Con grande efficacia e calore Maria Gagliardito ha spiegato perché la Scuola  Pubblica dice NO! “Perché ogni docente della Scuola pubblica, laica,  pluralista, democratica, non può non sentirsi vincolato ai principi della Costituzione  Italiana e alla funzione che essa assegna alla Scuola, luogo di promozione  dell’emancipazione umana, del sapere critico e della libertà di pensiero. La Costituzione entra ogni giorno, come creatura viva e pulsante, nel nostro agire e  nelle nostre aule.”

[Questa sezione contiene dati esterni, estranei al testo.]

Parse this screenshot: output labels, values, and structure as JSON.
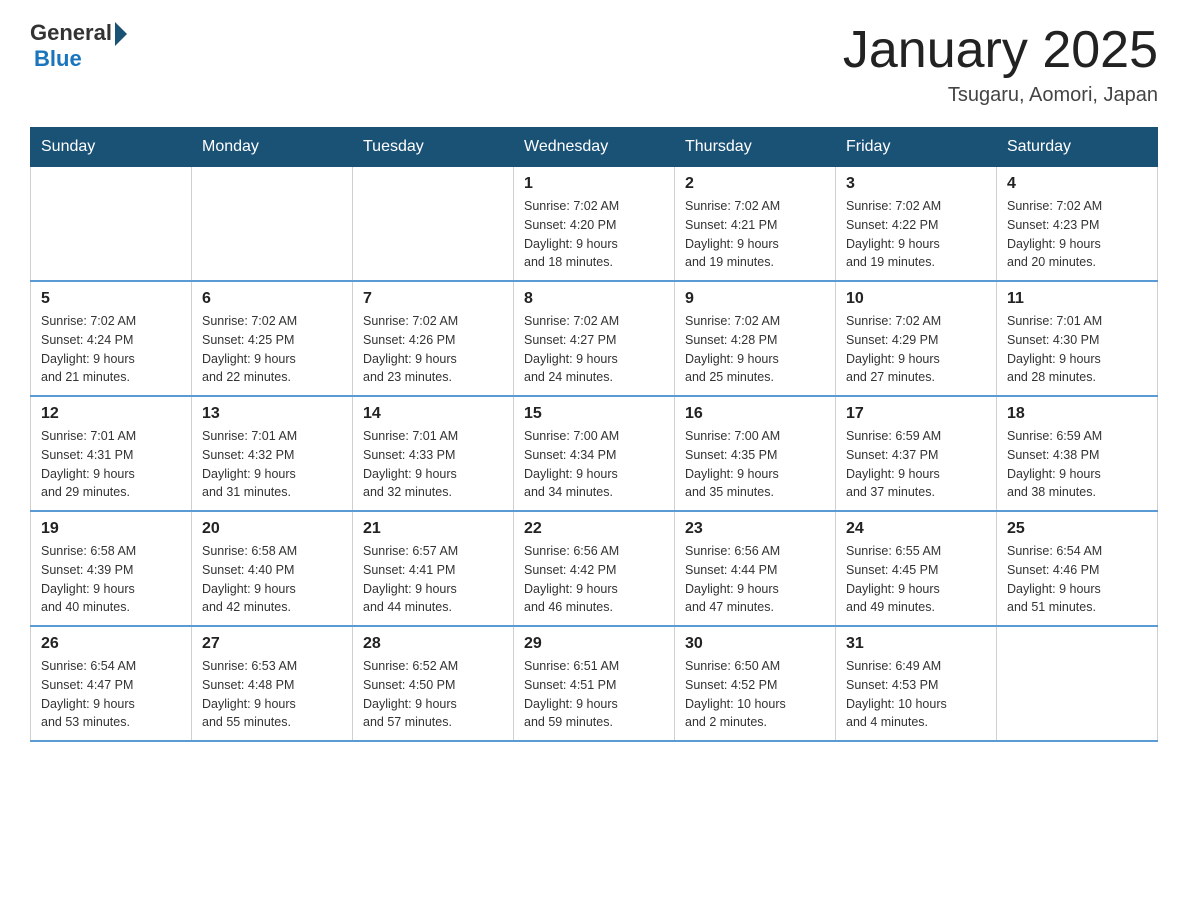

Se la scuola è un laboratorio di democrazia, è conseguenziale opporsi a tutte le  operazioni che ne stravolgono il ruolo, svilendola e deformandola a mero strumento  di esercizio del potere e di omologazione, compatibile con una società basata sulla competizione e sull’individualismo, gerarchizzata e subordinata al mito del mercato  e del profitto.

La “Buona scuola”, già in piena attuazione, e la “riforma costituzionale allarmano  Gli operatori della scuola. Entrambe prefigurano un paese deprivato degli spazi di  democrazia e di partecipazione. Così come lo stato rischia di ridursi a una  multinazionale gestita dai poteri forti, anche nella scuola azienda i poteri vengono  accentrati nelle mani del preside super manager. L’accentramento del potere e la  riduzione degli spazi di democrazie voluta nella riforma costituzionale è stato già di  fatto attuato nella scuola. “Noi insegnanti siamo perfettamente consapevoli”– ha  ribadito Gagliardito- che l’attacco alla Scuola e l’attacco alla costituzione sono di  fatto un attacco alla democrazia ad ampio spettro, perché chiude spazi politici  pone fine al progetto di emancipazione sociale attraverso la feudalizzazione dei  rapporti di lavoro, la privatizzazione dei servizi sociali , l’aziendalizzazione  dell’istruzione e spezza il disegno armonico della costituzione “.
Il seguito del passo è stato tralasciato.